Ils seront quatre de la génération suivante qui feront rentrer cette musique instrumentale dans la passion des danseurs :
- Antoine Chastanet dit Pioulou né en 1864 et décédé en 1924 à St-Salvadour qui semble avoir connu Jean Chauzeix et dont les successeurs seront Léon et Baptiste Peyrat.
- Léonard Veyssière né le jour de Noël 1868 à Sarran et mort en 1948, boulanger de son état et qui avait la réputation de « dresser » pendant l’hiver les apprentis violoneux dans le fournil de sa boulangerie. On raconte qu’il était reçu par le maître du Château de Bity, demeure devenue célèbre plus tard… qui aimait écouter la musique des violoneux.
- Léonard Lachaud déjà nommé, du village de La Vedrenne à Chaumeil né en 1875, initiateur de « l’école » de violon chaumeilloise et de ses alentours à la stylistique et au son si particuliers qui comptera une bonne vingtaine de disciples dont Jean Ségurel qui n’en était d’ailleurs pas le meilleur élève ce qui le décidera à changer d’instrument pour l’accordéon, avec le succès que l’on connaît.

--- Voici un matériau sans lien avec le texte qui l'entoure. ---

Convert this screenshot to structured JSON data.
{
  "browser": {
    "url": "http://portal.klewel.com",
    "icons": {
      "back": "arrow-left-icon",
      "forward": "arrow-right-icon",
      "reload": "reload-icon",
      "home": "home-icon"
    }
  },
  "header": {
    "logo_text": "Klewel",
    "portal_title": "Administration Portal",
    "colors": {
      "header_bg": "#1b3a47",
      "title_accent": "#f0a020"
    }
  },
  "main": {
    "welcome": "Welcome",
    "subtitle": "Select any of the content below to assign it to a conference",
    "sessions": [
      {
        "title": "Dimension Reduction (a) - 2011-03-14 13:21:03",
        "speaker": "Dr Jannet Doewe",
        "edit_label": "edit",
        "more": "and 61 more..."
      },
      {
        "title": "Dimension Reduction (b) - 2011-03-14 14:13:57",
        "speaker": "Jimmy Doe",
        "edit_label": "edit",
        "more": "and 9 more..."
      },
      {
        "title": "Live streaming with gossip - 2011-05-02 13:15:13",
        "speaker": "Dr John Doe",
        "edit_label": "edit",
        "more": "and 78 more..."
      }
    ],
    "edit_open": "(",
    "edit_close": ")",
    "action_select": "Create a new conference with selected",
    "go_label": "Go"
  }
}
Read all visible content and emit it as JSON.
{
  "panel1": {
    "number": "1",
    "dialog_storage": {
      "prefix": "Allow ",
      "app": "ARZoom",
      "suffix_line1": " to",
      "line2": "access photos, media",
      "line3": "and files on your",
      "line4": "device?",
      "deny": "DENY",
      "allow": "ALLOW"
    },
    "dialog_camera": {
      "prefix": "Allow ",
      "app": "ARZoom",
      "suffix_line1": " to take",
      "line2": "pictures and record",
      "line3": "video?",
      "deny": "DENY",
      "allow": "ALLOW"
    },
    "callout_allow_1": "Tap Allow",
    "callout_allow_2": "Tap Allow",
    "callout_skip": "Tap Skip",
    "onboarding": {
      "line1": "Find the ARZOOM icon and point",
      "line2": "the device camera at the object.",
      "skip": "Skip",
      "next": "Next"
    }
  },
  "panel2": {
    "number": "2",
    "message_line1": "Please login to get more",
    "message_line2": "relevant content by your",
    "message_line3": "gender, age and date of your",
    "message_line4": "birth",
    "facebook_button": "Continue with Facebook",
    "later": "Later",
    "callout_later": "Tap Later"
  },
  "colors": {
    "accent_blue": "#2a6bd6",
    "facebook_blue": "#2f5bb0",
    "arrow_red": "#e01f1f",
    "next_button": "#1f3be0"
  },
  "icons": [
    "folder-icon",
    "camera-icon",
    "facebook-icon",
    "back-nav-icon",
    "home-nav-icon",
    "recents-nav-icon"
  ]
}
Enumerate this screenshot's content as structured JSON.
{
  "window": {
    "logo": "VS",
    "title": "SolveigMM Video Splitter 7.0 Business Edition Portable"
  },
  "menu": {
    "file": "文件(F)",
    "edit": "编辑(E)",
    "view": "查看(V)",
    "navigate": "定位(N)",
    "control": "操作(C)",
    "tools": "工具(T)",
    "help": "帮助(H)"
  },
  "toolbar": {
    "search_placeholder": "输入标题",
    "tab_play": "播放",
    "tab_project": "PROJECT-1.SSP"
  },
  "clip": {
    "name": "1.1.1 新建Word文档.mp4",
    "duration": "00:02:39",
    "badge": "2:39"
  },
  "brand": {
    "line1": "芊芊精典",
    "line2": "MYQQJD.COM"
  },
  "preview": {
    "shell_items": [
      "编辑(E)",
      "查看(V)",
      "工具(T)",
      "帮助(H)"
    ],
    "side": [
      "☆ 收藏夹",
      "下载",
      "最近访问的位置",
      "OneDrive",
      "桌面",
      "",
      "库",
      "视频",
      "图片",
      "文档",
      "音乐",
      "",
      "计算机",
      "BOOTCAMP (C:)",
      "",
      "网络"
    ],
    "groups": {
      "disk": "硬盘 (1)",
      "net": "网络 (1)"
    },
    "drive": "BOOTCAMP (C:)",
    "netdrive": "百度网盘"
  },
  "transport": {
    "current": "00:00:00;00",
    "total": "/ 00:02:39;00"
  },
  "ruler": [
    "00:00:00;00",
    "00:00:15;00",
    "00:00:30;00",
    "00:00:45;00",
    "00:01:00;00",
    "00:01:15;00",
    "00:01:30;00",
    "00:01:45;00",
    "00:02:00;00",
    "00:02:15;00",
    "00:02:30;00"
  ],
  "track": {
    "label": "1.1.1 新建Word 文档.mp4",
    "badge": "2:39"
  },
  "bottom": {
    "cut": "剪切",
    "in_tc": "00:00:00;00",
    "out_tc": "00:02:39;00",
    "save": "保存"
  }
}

- Le quatrième, Jean-Baptiste Broussouloux dit Rempart de Meymac (1868-1931), ne sera pas directement une émule de L’ Arabe du Roc-Blanc, puisque c’est auprès d’un musicien polonais habitant Meymac qu’il développera une pratique de la musique de violon plus tournée vers la musique virtuose écrite de l’époque et du répertoire « moderne » qui lui était dédié. On peut relier sa pratique à celle d’un Pierre Boussige (1873-1951) qui possédait un quatuor à cordes de bal à la Gare d’Ussel et qui formera nombre de violoneux de la campagne usselloise environnante.
C’est avec la génération suivante née entre 1890 et 1910 que le monde du violon des Monédières trouvera sa quintessence musicale. On trouve alors des musiciens dans pratiquement toutes les communes et plus encore, des instruments « dans toutes les maisons »… au cas où, sans doute !

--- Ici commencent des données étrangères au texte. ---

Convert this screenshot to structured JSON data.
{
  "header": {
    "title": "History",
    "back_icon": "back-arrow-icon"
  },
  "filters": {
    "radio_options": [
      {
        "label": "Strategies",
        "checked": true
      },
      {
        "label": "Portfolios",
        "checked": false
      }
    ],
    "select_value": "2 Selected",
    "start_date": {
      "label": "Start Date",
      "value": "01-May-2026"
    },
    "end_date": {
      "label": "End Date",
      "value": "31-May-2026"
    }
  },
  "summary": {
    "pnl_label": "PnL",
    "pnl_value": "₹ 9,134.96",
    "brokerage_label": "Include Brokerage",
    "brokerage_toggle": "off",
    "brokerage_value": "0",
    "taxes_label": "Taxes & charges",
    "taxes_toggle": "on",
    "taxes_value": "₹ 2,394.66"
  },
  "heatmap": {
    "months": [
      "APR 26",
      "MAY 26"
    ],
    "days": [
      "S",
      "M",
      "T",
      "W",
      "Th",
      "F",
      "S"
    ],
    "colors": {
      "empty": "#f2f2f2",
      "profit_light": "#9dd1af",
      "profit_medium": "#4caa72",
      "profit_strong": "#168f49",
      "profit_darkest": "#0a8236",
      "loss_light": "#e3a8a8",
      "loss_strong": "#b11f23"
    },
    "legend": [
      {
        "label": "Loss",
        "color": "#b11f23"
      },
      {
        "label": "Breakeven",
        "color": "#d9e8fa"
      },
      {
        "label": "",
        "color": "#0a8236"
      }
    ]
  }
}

Le violon est le roi de la fête avant la guerre de 1914 et paradoxalement après aussi, même si l’accordéon commence à pointer le bout de son soufflet et si la saignée humaine de 1914 va laisser sur le carreau, parmi la foule des morts, nombre de violoneux de cette génération. Les premières années de l’après-guerre connaissent un regain de pratique de l’instrument avec les nombreux mariages et remariages (pour cause de veuves de guerre !) qu’on y célèbre. La plupart des musiciens cesseront progressivement leur activité publique vers la fin des années mille neuf cent vingt et le tout début des années mille neuf cent trente, remplacés par l’accordéon, instrument de la jeunesse…
Plus encore que la mode passée de l’instrument ce sont la mutation sociale des campagnes et le besoin de changement qui relégueront progressivement le violon, au mieux dans l’intimité délaissée des cantous et des fêtes familiales, au pire sur le haut des armoires puis dans le rebut abandonné des débarras…
Léon Peyrat, violoneux de St-Salvadour qui jouera dans le célèbre bal « chez La Jeanne » à Vimbelle au pied des Monédières jusqu’aux premières heures du second conflit en 1939 où il sera mobilisé, se verra dès lors remplacé par un accordéoniste : il aura nom Jean Ségurel.